In 2005, Warner (Brief Histories of Everyday Objects, 2016, etc.) broke up with his girlfriend and moved to Beirut, where he felt rootless, stateless, unsure of his bearings, and unstable in ways that reminded him of his past. There was a history of mental illness in his family, and he questioned his sanity, identity, and grip on present, past, and future. “In my diary,” he writes, “I felt like a character in a story that I was writing years later.” Identity remains a tricky concept for him, and besides, “memory is a tricky business.” The author experienced his inner turmoil amid a particularly explosive period in Lebanon, a time of assassination and strife with Syria and fear from bombings by unknown perpetrators (an attack from within or by outside forces?), as well as U.S. aggression toward the Middle East under the George W. Bush administration, inflamed anti-American sentiment.
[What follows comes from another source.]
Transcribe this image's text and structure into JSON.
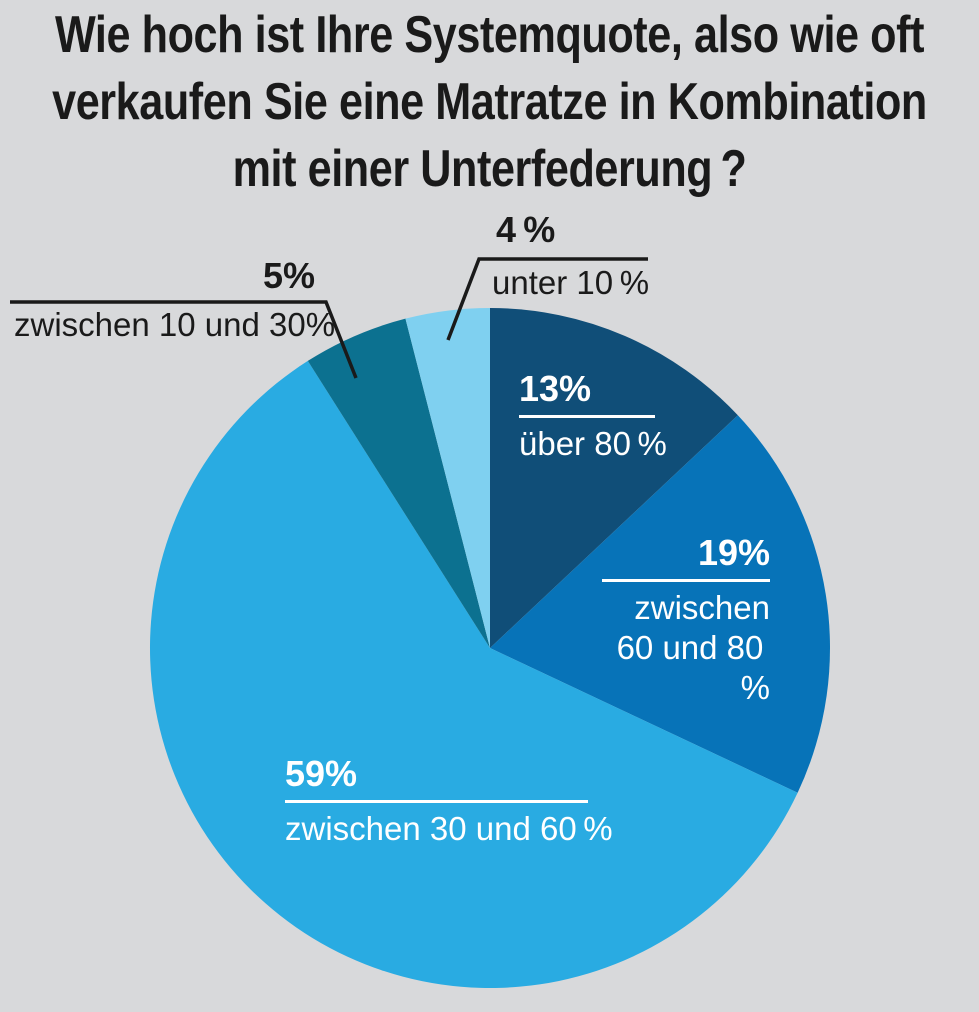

Warner found kindred spirits and a community of sorts among Beirut’s gay and lesbian subculture, in whose company he began questioning his sexual identity or at least opening himself to possibility in the absence of his girlfriend. The tone throughout is matter-of-fact and dispassionate, which juxtaposes against the crazed desperation of his powerful artistic expression. “I was drawing my comic. I was drawing on my walls. I was drawing on myself,” he writes. He wasn’t alone in his feelings about how the world was driving him mad or reflecting the madness within. “A bomb going off every three days is enough to make anybody crazy,” noted a woman with whom Warner became casually involved. “But anyway, it’s not just Lebanon! Look at America. Bush just won reelection. That dumbass…invaded Iraq only two years ago!” Ultimately, the author left Lebanon with some of his sanity and identity intact, and when he returned years later, he did so with fresh eyes and haunted memories.

The political and psychological potently intertwine within this highly charged memoir.